Constructing a choice function in a complete & separable metric space

Let $(x_n)_{n\in \mathbb N}$ be a dense sequence.

Given a closed non-empty set $E$, define $f(E)$ as follows:

a) If $E\cap \{x_n\mid n\in \mathbb N\}$ is non-empty, let $f(E)=x_m$ where $m=\min\{n\in\mathbb N\mid x_n\in E\}$.

b) If on the other hand $E\cap \{x_n\mid n\in \mathbb N\}=\emptyset$, define $A_0=E$, $r_0=1$ and recursively $$\tag1m_n=\min\{k\in\mathbb N\mid d(x_k,A_n)<2^{-n}\},$$ $$\tag2r_{n+1} = d(x_{m_n}, A_n),$$ $$\tag3A_{n+1}=\{a\in A_n\mid d(x_{m_n},a)\le 2r_{n+1}\}.$$ Note that we will always have $2^{1-n}\ge r_n>0$ and $E=A_0\supseteq A_1\supseteq\ldots$ is a descending chain of closed sets. Let $A=\bigcap_{n\in \mathbb N} A_n$. By completeness, $A$ is not empty. And because the diameter of $A_n$ is at most $4r_{n}\to0$, there can be at most one element in $A$. Define $f(E)$ as the only element of $A$.

Remark: Note that it is possible that no point $a\in A$ exists with $d(x,A)=d(x,a)$, but at least we have that $d(x,A)=0$ implies $x\in A$ for closed sets $A$, an dthat special case is covered in part a) so that we indeed have $r_n>0$ in part b).


Edit (after commments by Nate et. al.): The above proof used as the following definition of completeness: Every decreasing sequence of nonempty closed sets withvanishing diameter has nonempty intersection. The same construction also works with the definition Every Cauchy sequence converges.

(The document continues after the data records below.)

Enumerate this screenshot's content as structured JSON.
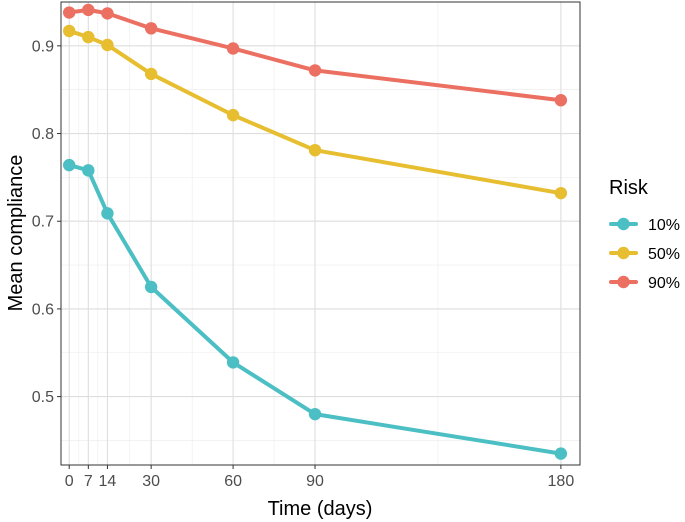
{
  "chart_data": {
    "type": "line",
    "title": "",
    "xlabel": "Time (days)",
    "ylabel": "Mean compliance",
    "x": [
      0,
      7,
      14,
      30,
      60,
      90,
      180
    ],
    "x_tick_labels": [
      "0",
      "7",
      "14",
      "30",
      "60",
      "90",
      "180"
    ],
    "y_ticks": [
      0.5,
      0.6,
      0.7,
      0.8,
      0.9
    ],
    "y_tick_labels": [
      "0.5",
      "0.6",
      "0.7",
      "0.8",
      "0.9"
    ],
    "xlim": [
      -3,
      187
    ],
    "ylim": [
      0.422,
      0.95
    ],
    "grid": true,
    "legend": {
      "title": "Risk",
      "placement": "right"
    },
    "series": [
      {
        "name": "10%",
        "color": "#4bbfc3",
        "values": [
          0.764,
          0.758,
          0.709,
          0.625,
          0.539,
          0.48,
          0.435
        ]
      },
      {
        "name": "50%",
        "color": "#e6be30",
        "values": [
          0.917,
          0.91,
          0.901,
          0.868,
          0.821,
          0.781,
          0.732
        ]
      },
      {
        "name": "90%",
        "color": "#ec7062",
        "values": [
          0.938,
          0.941,
          0.937,
          0.92,
          0.897,
          0.872,
          0.838
        ]
      }
    ]
  }
}
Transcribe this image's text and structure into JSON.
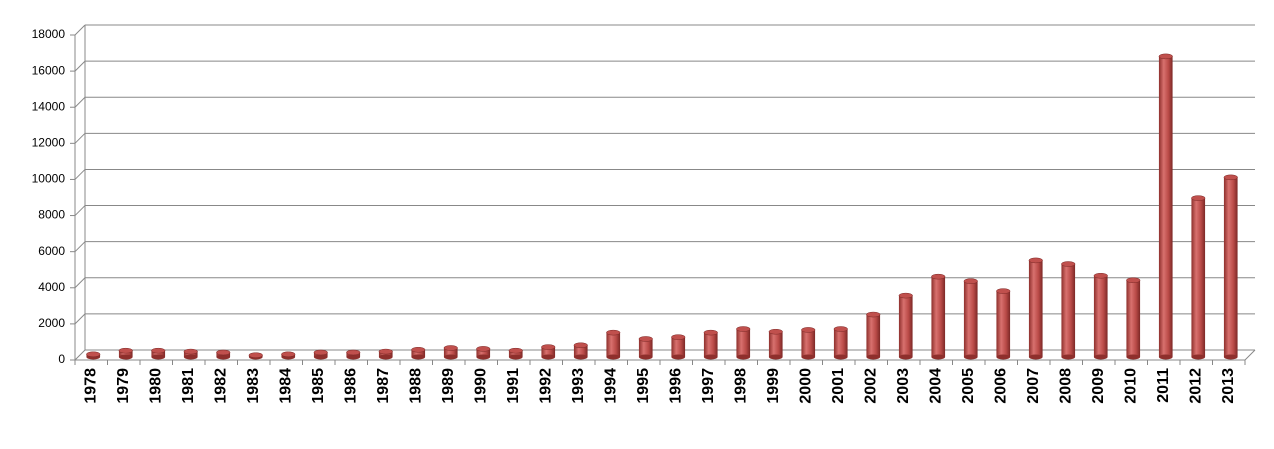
{
  "chart_data": {
    "type": "bar",
    "categories": [
      "1978",
      "1979",
      "1980",
      "1981",
      "1982",
      "1983",
      "1984",
      "1985",
      "1986",
      "1987",
      "1988",
      "1989",
      "1990",
      "1991",
      "1992",
      "1993",
      "1994",
      "1995",
      "1996",
      "1997",
      "1998",
      "1999",
      "2000",
      "2001",
      "2002",
      "2003",
      "2004",
      "2005",
      "2006",
      "2007",
      "2008",
      "2009",
      "2010",
      "2011",
      "2012",
      "2013"
    ],
    "values": [
      150,
      350,
      350,
      300,
      250,
      100,
      150,
      250,
      250,
      300,
      400,
      500,
      450,
      350,
      550,
      650,
      1350,
      1000,
      1100,
      1350,
      1550,
      1400,
      1500,
      1550,
      2350,
      3400,
      4450,
      4200,
      3650,
      5350,
      5150,
      4500,
      4250,
      16650,
      8800,
      9950
    ],
    "color": "#c0504d",
    "ylim": [
      0,
      18000
    ],
    "yticks": [
      0,
      2000,
      4000,
      6000,
      8000,
      10000,
      12000,
      14000,
      16000,
      18000
    ],
    "grid": true
  }
}
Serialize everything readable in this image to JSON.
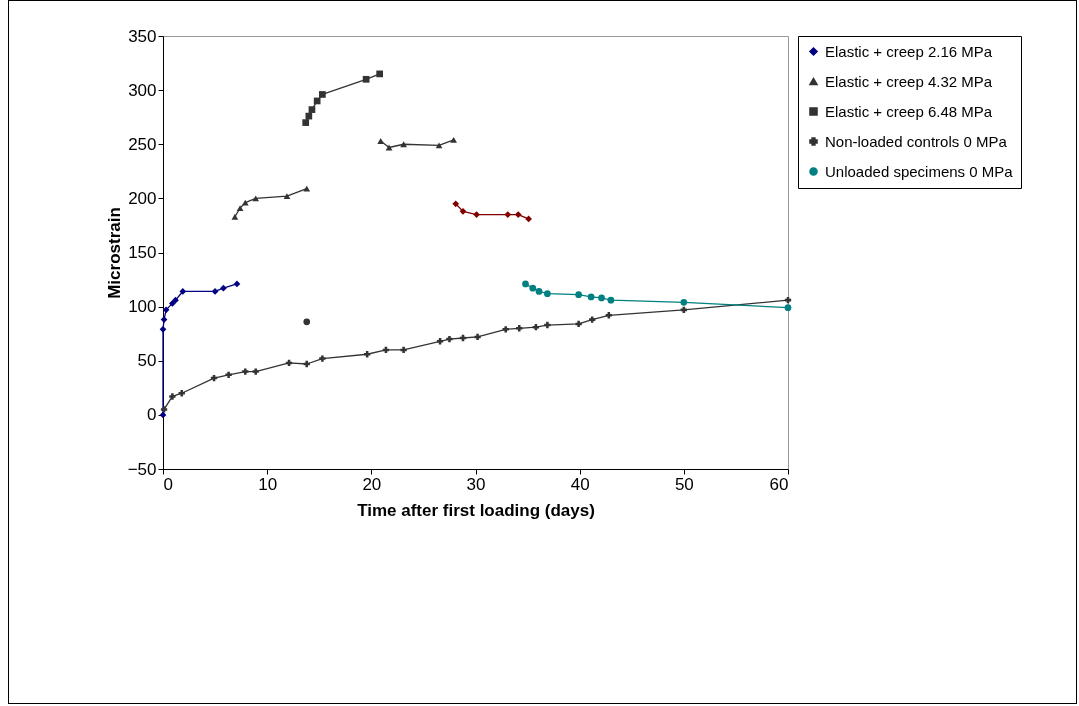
{
  "chart_data": {
    "type": "line",
    "xlabel": "Time after first loading (days)",
    "ylabel": "Microstrain",
    "xlim": [
      0,
      60
    ],
    "xticks": [
      0,
      10,
      20,
      30,
      40,
      50,
      60
    ],
    "ylim": [
      -50,
      350
    ],
    "yticks": [
      -50,
      0,
      50,
      100,
      150,
      200,
      250,
      300,
      350
    ],
    "grid": false,
    "legend": "right",
    "series": [
      {
        "name": "Elastic + creep 2.16 MPa",
        "color": "#000080",
        "marker": "diamond",
        "x": [
          0,
          0,
          0.1,
          0.3,
          0.9,
          1.2,
          1.9,
          5.0,
          5.8,
          7.1
        ],
        "values": [
          0,
          79,
          88,
          97,
          103,
          106,
          114,
          114,
          117,
          121
        ]
      },
      {
        "name": "Elastic + creep 4.32 MPa",
        "color": "#333333",
        "marker": "triangle",
        "x": [
          6.9,
          7.4,
          7.9,
          8.9,
          11.9,
          13.8
        ],
        "values": [
          183,
          191,
          196,
          200,
          202,
          209
        ]
      },
      {
        "name": "Elastic + creep 6.48 MPa",
        "color": "#333333",
        "marker": "square",
        "x": [
          13.7,
          14.0,
          14.3,
          14.8,
          15.3,
          19.5,
          20.8
        ],
        "values": [
          270,
          276,
          282,
          290,
          296,
          310,
          315
        ]
      },
      {
        "name": "Non-loaded controls 0 MPa",
        "color": "#333333",
        "marker": "cross",
        "x": [
          0.1,
          0.9,
          1.8,
          4.9,
          6.3,
          7.9,
          8.9,
          12.1,
          13.8,
          15.3,
          19.6,
          21.4,
          23.1,
          26.6,
          27.5,
          28.8,
          30.2,
          32.9,
          34.2,
          35.8,
          36.9,
          39.9,
          41.2,
          42.8,
          50,
          60
        ],
        "values": [
          5,
          17,
          20,
          34,
          37,
          40,
          40,
          48,
          47,
          52,
          56,
          60,
          60,
          68,
          70,
          71,
          72,
          79,
          80,
          81,
          83,
          84,
          88,
          92,
          97,
          106
        ]
      },
      {
        "name": "Unloaded specimens 0 MPa",
        "color": "#008080",
        "marker": "circle",
        "x": [
          34.8,
          35.5,
          36.1,
          36.9,
          39.9,
          41.1,
          42.1,
          43.0,
          50,
          60
        ],
        "values": [
          121,
          117,
          114,
          112,
          111,
          109,
          108,
          106,
          104,
          99
        ]
      },
      {
        "color": "#333333",
        "marker": "triangle",
        "x": [
          20.9,
          21.7,
          23.1,
          26.5,
          27.9
        ],
        "values": [
          253,
          247,
          250,
          249,
          254
        ]
      },
      {
        "color": "#800000",
        "marker": "diamond",
        "x": [
          28.1,
          28.8,
          30.1,
          33.1,
          34.1,
          35.1
        ],
        "values": [
          195,
          188,
          185,
          185,
          185,
          181
        ]
      },
      {
        "type": "scatter",
        "color": "#333333",
        "marker": "circle",
        "x": [
          13.8
        ],
        "values": [
          86
        ]
      }
    ]
  }
}
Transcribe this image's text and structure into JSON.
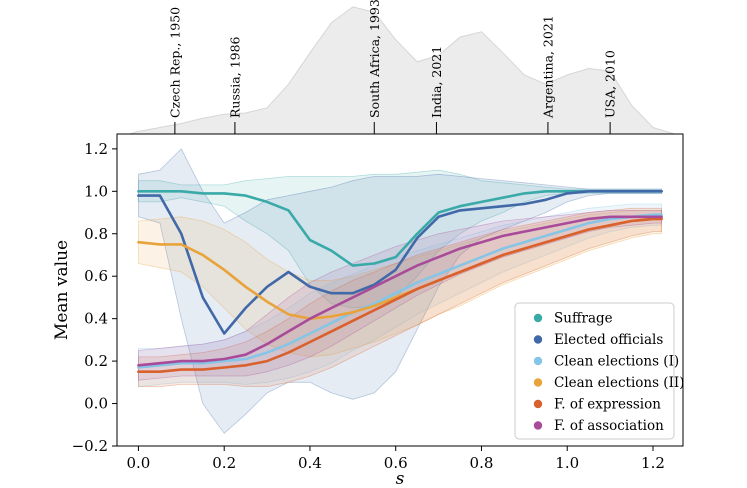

In fact, the sequence $(y_n)_{n\in\mathbb N}$ with $y_n:=x_{m_n}$ as constructed above is Cauchy: By $(1)$ there exists $a\in A_{n+1}$ such that $d(y_{n+1},a)<2^{-(n+1)}$. On the other hand, $(3)$ and $(2)$ imply $d(y_n,a)\le 2r_{n+1}=2d(y_n,A_n)<2\cdot2^{-n}$ for this $a$. Consequently, $d(y_n,y_{n+1})<\frac5{2^{n+1}}$, which leads to $d(y_n,y_m)< \frac5{2^n}$ for $m>n$. Hence $y=\lim_{n\to\infty}y_n$ exists and from $d(y_n,E)\le d(y_n,A_n)\to 0$ we conclude $d(y,E)=0$ and by closedness $y\in E$ as required.


Edit: After a night of good sleep, the construction can be simplified (no cases, work directly with Cauchy sequences): Let $(x_n)_{n\in \mathbb N}$ be a dense sequence. Given a closed non-empty set $E$, define $f(E)$ as follows: Let $m_0=\min\{n\in \mathbb N\mid d(x_n,E)<1\}$ and $y_0=x_{m_0}$. Extend this recursively to a sequence $(y_n)_{n\in\mathbb N}$ with the properties $$\tag4d(y_n,y_{n+1})<2^{1-n}$$ and $$\tag5d(y_n,E)<2^{-n}.$$ To achieve this note that $d(y_n,E)<2^{-n}$ implies that the set $C_n=\{a\in E\mid d(y_n,a)<2^{-n}\}$ is nonempty, hence the union of open balls $U_n=\bigcup_{a\in C_n} B(a,2^{-1-n}\}$ is a nonempty open set. Let $m_{n+1}=\min\{n\in\mathbb N\mid x_n \in U_n\}$ and set $y_{n+1}=x_{m_{n+1}}$. From $y_{n+1}\in U_n$ we conclude that there exists $a\in C_n$ with $d(y_{n+1},a)<2^{-(n+1)}$. But for any such $a$ we see from $a\in C_n\subseteq E$ that $d(y_{n+1},A)<2^{-(n+1)}$ and $d(y_n,y_{n+1})\le d(y_n,a)+d(y_{n+1},a)<2^{-n}+2^{-(n+1)}<2^{1-n}$. Hence we can construct our sequence $(y_n)$ recursively such that $(1)$ and $(2)$ hold. By $(4)$ and the triangle inequality, it is a Cauchy sequence, hence has a limit $y$. From $(5)$ we conclude that $d(y,E)=0$, hence $y\in E$ because $E is closed.